What the hell are you to believe in that idealistic nonsense?  A Democrat?

AFPilot
AFPilot

@POSDCORB ..and how many planes have terrorists taken down since 9-11?

Seems like you have a problem with the USA. Feel free to move anytime, cause my guess is....your little crying is going to change nothing.... Please send us your Paypal address so we can all donate to your one way ticket out of here...

buffalo.barnes102
buffalo.barnes102

@jabrahamcollins @buffalo.barnes102 

There's enough blame for everyone. Perhaps it is time to look at the doctor/patient protocols ruling . If a Doctor(s) knew of his "problems" and did not say anything, I feel he is guilty as if he loaded the gun for the shooter. But, my gosh, we don't want to invade the privacy of a seriously unhinged man, do we? If we did most of Congress would be on the street. 

KrisPoole
KrisPoole

@AFPilot @POSDCORB Yeah, but how many commercial airliners were taken down in the 80 years BEFORE 9/11? And refresh my memory - how many terrorists has the TSA stopped? Better yet, what's the ratio of innocent people harassed by TSA to terrorists stopped? Because I'm pretty sure the number is astronomical (probably infinity).


I'm curious why someone who is so pro-USA is fine with an agency staffed by under-trained yokels (who wouldn't make the cut as a mall security guard), with a penchant for abusing the Constitutional rights of American citizens. All with minimal oversight, of course. Sounds like you'd be pretty happy in Soviet Russia. Want us to get you that one-way ticket?

buffalo.barnes102
buffalo.barnes102

@DeweySayenoff @jabrahamcollins @buffalo.barnes102 

Good points. However, it said in the story that he was given an "Honorable" discharge, under the auspices of the Early Enlistment Transition Program. Probably a fancy name for cleaning out all the malcontents and sh*tbirds that the Navy didn't know what to do with.

DeweySayenoff
DeweySayenoff

@jabrahamcollins @buffalo.barnes102 Under current law, if a mental health worker believes that a person is a danger to himself or others, they are allowed to report it.  Greed keeps them from doing so unless they're hired to find out if someone is a danger in the first place.

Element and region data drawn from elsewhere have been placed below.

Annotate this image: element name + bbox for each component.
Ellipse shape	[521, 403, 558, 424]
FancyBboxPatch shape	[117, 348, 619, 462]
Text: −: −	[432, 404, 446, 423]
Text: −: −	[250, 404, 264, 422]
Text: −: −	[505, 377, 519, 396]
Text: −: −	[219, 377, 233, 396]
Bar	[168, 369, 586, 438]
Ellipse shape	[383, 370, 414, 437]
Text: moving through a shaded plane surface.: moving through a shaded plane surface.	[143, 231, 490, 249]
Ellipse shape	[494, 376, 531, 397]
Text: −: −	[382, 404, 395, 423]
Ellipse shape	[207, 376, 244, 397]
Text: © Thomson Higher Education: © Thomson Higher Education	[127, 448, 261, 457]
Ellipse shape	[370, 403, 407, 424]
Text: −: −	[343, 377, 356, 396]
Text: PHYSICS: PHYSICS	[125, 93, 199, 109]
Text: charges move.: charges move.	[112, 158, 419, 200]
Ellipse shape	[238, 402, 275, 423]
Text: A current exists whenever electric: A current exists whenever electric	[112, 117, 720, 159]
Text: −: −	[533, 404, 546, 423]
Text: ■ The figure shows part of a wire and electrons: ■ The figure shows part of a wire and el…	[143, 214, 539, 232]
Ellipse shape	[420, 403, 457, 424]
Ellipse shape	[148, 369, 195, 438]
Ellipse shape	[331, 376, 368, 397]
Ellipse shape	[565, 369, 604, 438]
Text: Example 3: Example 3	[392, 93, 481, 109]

And this guy wasn't under the current care of anyone before he bought his gun and killed a dozen people.  His mental heath issues were discovered in the Navy and he was less than honorably discharged for them.  Something that would have been obvious if there had been background checks that included mental health evaluations regardless of source or time that had to be done BEFORE someone bought a gun.  The NRA has been against those from word one.

So this argument is completely moot and proves the point that background checks which include all mental health records should be mandatory before anyone could be sold any firearm.

jabrahamcollins
jabrahamcollins

@buffalo.barnes102 @jabrahamcollins The same can be said of a client that confesses of guilt to his attorney; the attorney can take no action because of confidentiality restrictions. The exceptions for physicians and psychiatrists are so slim and risky that none ever take action as the professional risks going to trial over it.